In your memo to the VP of Accounting, answer the following questions:
- What are the advantageous and disadvantages to each investing method (NPV, IRR, or payback period)?
- Which of the methods (NPV, IRR, or payback period) should EEC use, and why?
- Would your answer be the same if EEC’s cost of capital were 25%? Why or why not?
- Would your answer be the same if EEC did not save $500000 per year as anticipated?
- What would be the least amount of savings that would make this investment attractive to EEC?
- Based on your calculations, should EEC acquire the supplier? Why or why not?

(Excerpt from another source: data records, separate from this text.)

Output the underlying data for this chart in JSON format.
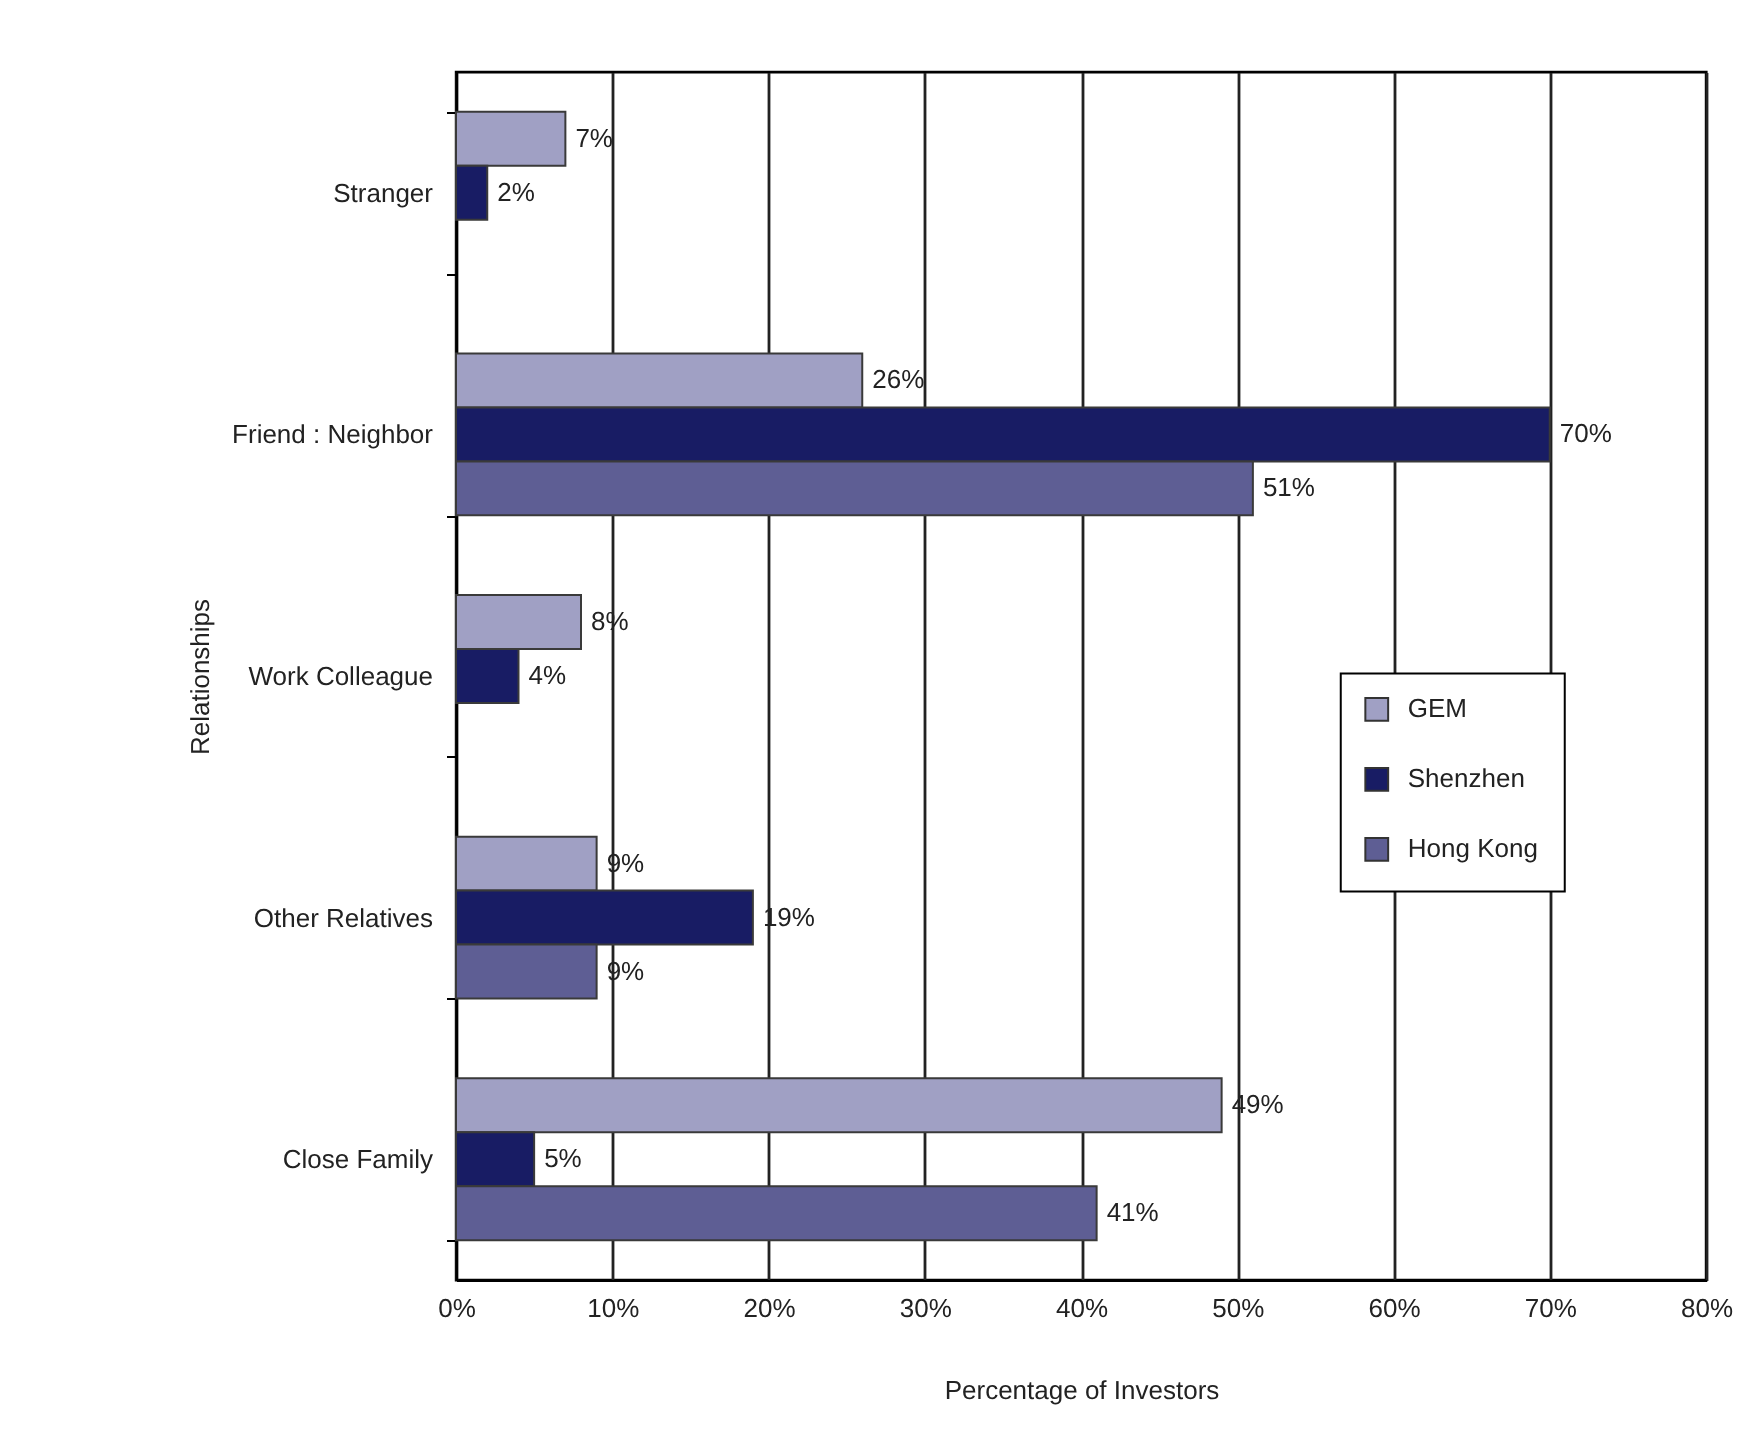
{
  "chart_data": {
    "type": "bar",
    "orientation": "horizontal",
    "categories": [
      "Stranger",
      "Friend : Neighbor",
      "Work Colleague",
      "Other Relatives",
      "Close Family"
    ],
    "series": [
      {
        "name": "GEM",
        "color": "#a0a0c4",
        "values": [
          7,
          26,
          8,
          9,
          49
        ],
        "value_labels": [
          "7%",
          "26%",
          "8%",
          "9%",
          "49%"
        ]
      },
      {
        "name": "Shenzhen",
        "color": "#181c64",
        "values": [
          2,
          70,
          4,
          19,
          5
        ],
        "value_labels": [
          "2%",
          "70%",
          "4%",
          "19%",
          "5%"
        ]
      },
      {
        "name": "Hong Kong",
        "color": "#5e5e94",
        "values": [
          null,
          51,
          null,
          9,
          41
        ],
        "value_labels": [
          null,
          "51%",
          null,
          "9%",
          "41%"
        ]
      }
    ],
    "xlabel": "Percentage of Investors",
    "ylabel": "Relationships",
    "xlim": [
      0,
      80
    ],
    "xticks": [
      {
        "value": 0,
        "label": "0%"
      },
      {
        "value": 10,
        "label": "10%"
      },
      {
        "value": 20,
        "label": "20%"
      },
      {
        "value": 30,
        "label": "30%"
      },
      {
        "value": 40,
        "label": "40%"
      },
      {
        "value": 50,
        "label": "50%"
      },
      {
        "value": 60,
        "label": "60%"
      },
      {
        "value": 70,
        "label": "70%"
      },
      {
        "value": 80,
        "label": "80%"
      }
    ],
    "grid": "x",
    "legend": "right"
  }
}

Eddison Electric Company (EEC) provides electricity for several states in the United States. You have been employed as a cost accountant at this organization. The President of EEC recently called a meeting to announce that a firm has approached EEC about a possible acquisition. The President wants to consider this purchase and has requested that you and your staff analyze the feasibility of acquiring this supplier. Discuss the following:
- Which costs would be utilized in making the decision to purchase the asset? Are future costs relevant in the decision-making process? Please justify and support your position.
- List and discuss the pros and/or cons associated with this potential acquisition.